Pitmatic
Earlier in the week a dictionary of the lost language of Pitmatic was reviewed in The Guardian. Coming from a North East family I find this fascinating. The dialect of the North East is a wonderfully playful, and self-conscious one. Both my grandfathers used to take great delight in baffling me with words and phrases I had no hope of understanding. Melvyn Bragg, in his Routes of English series on BBC Radio 4 covered Pitmatic a few years ago. You can hear people speaking it here. And there's more on the Woodhorn Colliery archive page.

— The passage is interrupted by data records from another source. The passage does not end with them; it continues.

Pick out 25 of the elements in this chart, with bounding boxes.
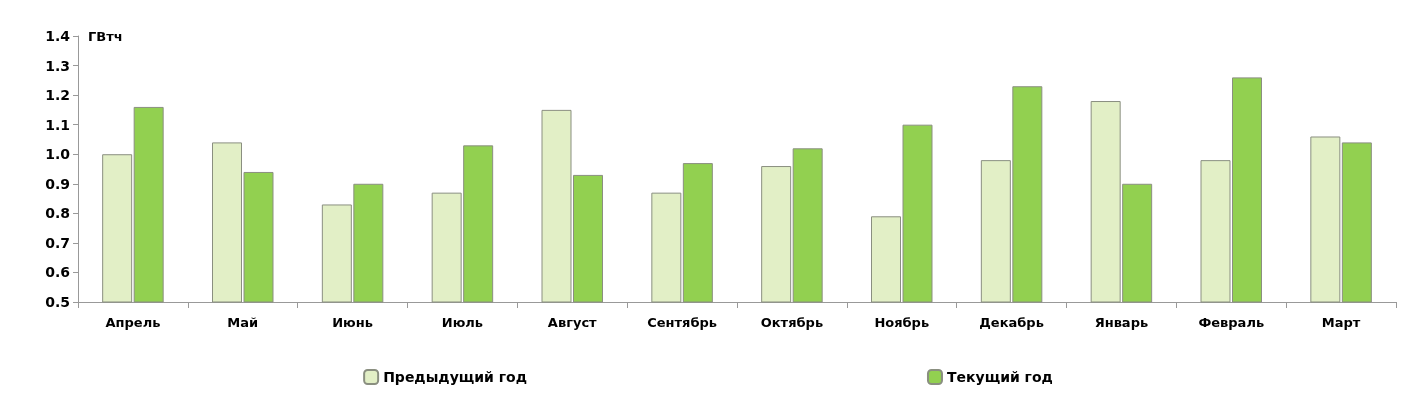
x-tick-label: Январь — [1094, 315, 1149, 330]
x-tick-label: Май — [227, 315, 259, 330]
y-tick-label: 1.2 — [45, 87, 70, 104]
y-tick-label: 1.4 — [45, 28, 71, 44]
x-tick-label: Декабрь — [979, 315, 1044, 330]
y-tick-label: 0.8 — [45, 205, 70, 222]
y-axis-title: ГВтч — [88, 29, 123, 44]
x-tick-label: Март — [1321, 315, 1361, 330]
x-tick-label: Февраль — [1198, 315, 1265, 330]
y-tick-label: 0.5 — [45, 294, 70, 310]
x-tick-label: Октябрь — [760, 315, 824, 330]
x-tick-label: Ноябрь — [874, 315, 930, 330]
y-tick-label: 1.1 — [45, 116, 70, 133]
legend-label: Текущий год — [946, 369, 1053, 385]
legend-label: Предыдущий год — [383, 369, 527, 385]
x-tick-label: Июнь — [332, 315, 373, 330]
y-tick-label: 0.9 — [45, 175, 70, 192]
y-tick-label: 0.6 — [45, 264, 70, 281]
x-tick-label: Июль — [441, 315, 484, 330]
y-tick-label: 1.0 — [45, 146, 71, 163]
y-tick-label: 0.7 — [45, 234, 70, 251]
x-tick-label: Сентябрь — [647, 315, 717, 330]
x-tick-label: Апрель — [105, 315, 161, 330]
y-tick-label: 1.3 — [45, 57, 70, 74]
x-tick-label: Август — [547, 315, 598, 330]
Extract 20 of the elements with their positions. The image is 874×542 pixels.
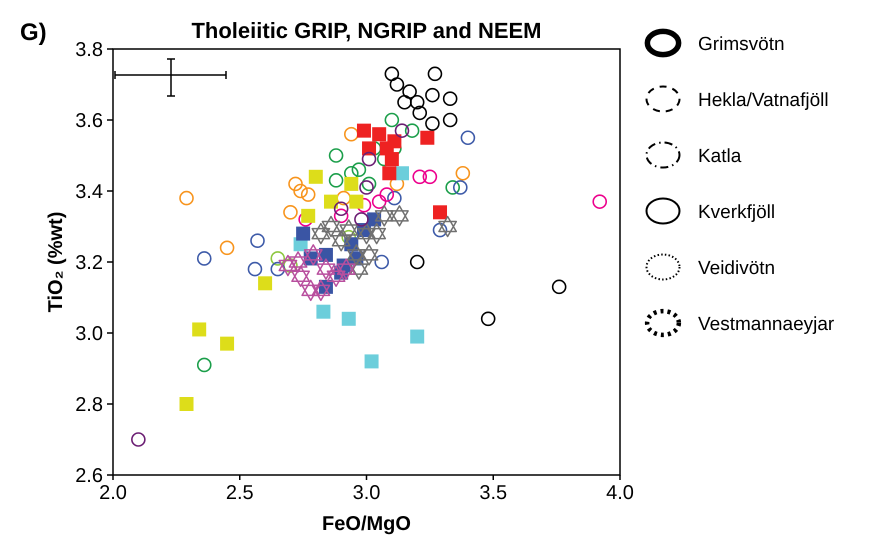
text: Grimsvötn [698,34,785,55]
x-tick-label: 3.0 [352,482,380,504]
text: Vestmannaeyjar [698,314,835,335]
x-tick-label: 3.5 [479,482,508,504]
text: G) [20,19,47,46]
chart-title: Tholeiitic GRIP, NGRIP and NEEM [191,18,542,43]
text: Katla [698,146,742,167]
y-tick-label: 3.4 [75,181,103,203]
x-tick-label: 4.0 [606,482,634,504]
text: Veidivötn [698,258,776,279]
y-tick-label: 3.2 [75,252,103,274]
y-tick-label: 3.0 [75,323,103,345]
y-tick-label: 2.8 [75,394,103,416]
text: Kverkfjöll [698,202,776,223]
y-tick-label: 3.8 [75,39,103,61]
x-tick-label: 2.5 [226,482,254,504]
y-axis-title: TiO₂ (%wt) [45,212,67,312]
x-axis-title: FeO/MgO [322,513,411,535]
text: Hekla/Vatnafjöll [698,90,829,111]
y-tick-label: 3.6 [75,110,103,132]
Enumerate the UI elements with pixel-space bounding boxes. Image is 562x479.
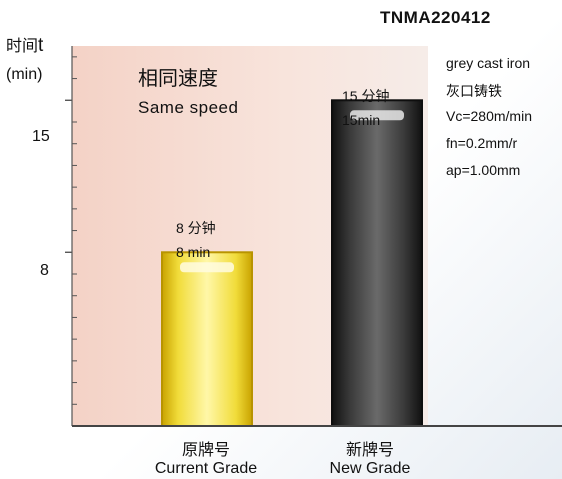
bar-value-label-en: 15min bbox=[342, 112, 381, 128]
condition-depth-of-cut: ap=1.00mm bbox=[446, 162, 521, 178]
condition-material-en: grey cast iron bbox=[446, 55, 531, 71]
bar-value-label-cn: 8 分钟 bbox=[176, 220, 216, 236]
y-axis-label-symbol: t bbox=[38, 35, 44, 56]
category-label-en: New Grade bbox=[329, 460, 411, 477]
condition-material-cn: 灰口铸铁 bbox=[446, 83, 502, 99]
y-axis-label-cn: 时间 bbox=[6, 36, 39, 55]
condition-feed: fn=0.2mm/r bbox=[446, 135, 518, 151]
category-label-cn: 原牌号 bbox=[181, 440, 230, 459]
bar-value-label-cn: 15 分钟 bbox=[342, 88, 390, 104]
bar-current-grade bbox=[161, 251, 253, 427]
y-tick-label: 15 bbox=[32, 128, 50, 145]
bar-value-label-en: 8 min bbox=[176, 244, 211, 260]
condition-cutting-speed: Vc=280m/min bbox=[446, 108, 532, 124]
y-axis-label: 时间t bbox=[6, 32, 43, 57]
model-code: TNMA220412 bbox=[380, 8, 491, 27]
bars bbox=[161, 99, 423, 428]
y-axis-unit: (min) bbox=[6, 66, 43, 83]
y-tick-label: 8 bbox=[40, 262, 49, 279]
bar-highlight bbox=[180, 262, 234, 273]
category-label-current: 原牌号 Current Grade bbox=[126, 436, 286, 478]
category-label-new: 新牌号 New Grade bbox=[290, 436, 450, 478]
same-speed-note-en: Same speed bbox=[138, 98, 239, 117]
bar-highlight bbox=[350, 110, 404, 121]
category-label-en: Current Grade bbox=[154, 460, 258, 477]
bar-new-grade bbox=[331, 99, 423, 428]
same-speed-note-cn: 相同速度 bbox=[138, 66, 218, 90]
y-axis-ticks bbox=[65, 56, 77, 405]
category-label-cn: 新牌号 bbox=[345, 440, 394, 459]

With the closure of the last Northumbrian pit in 2005 Pitmatic is dying now, so it's great to hear someone has managed to preserve its vocabulary if not necessarily the impish spirit:
The first Pitmatic dictionary, including pit recollections and analysis of the origins of the dialect's words, has been compiled by Bill Griffiths, the country's foremost Geordie scholar, whose previous work includes the standard Dictionary of North East Dialect. His new book reveals an exceptionally rich combination of borrowings from Old Norse, Dutch and a score of other languages, with inventive usages dreamed up by the miners themselves.
...
"The golden age of writing about the pits by working pitmen for working pitmen and their families is over," said Mr Griffiths. "It is time to save and share what we can."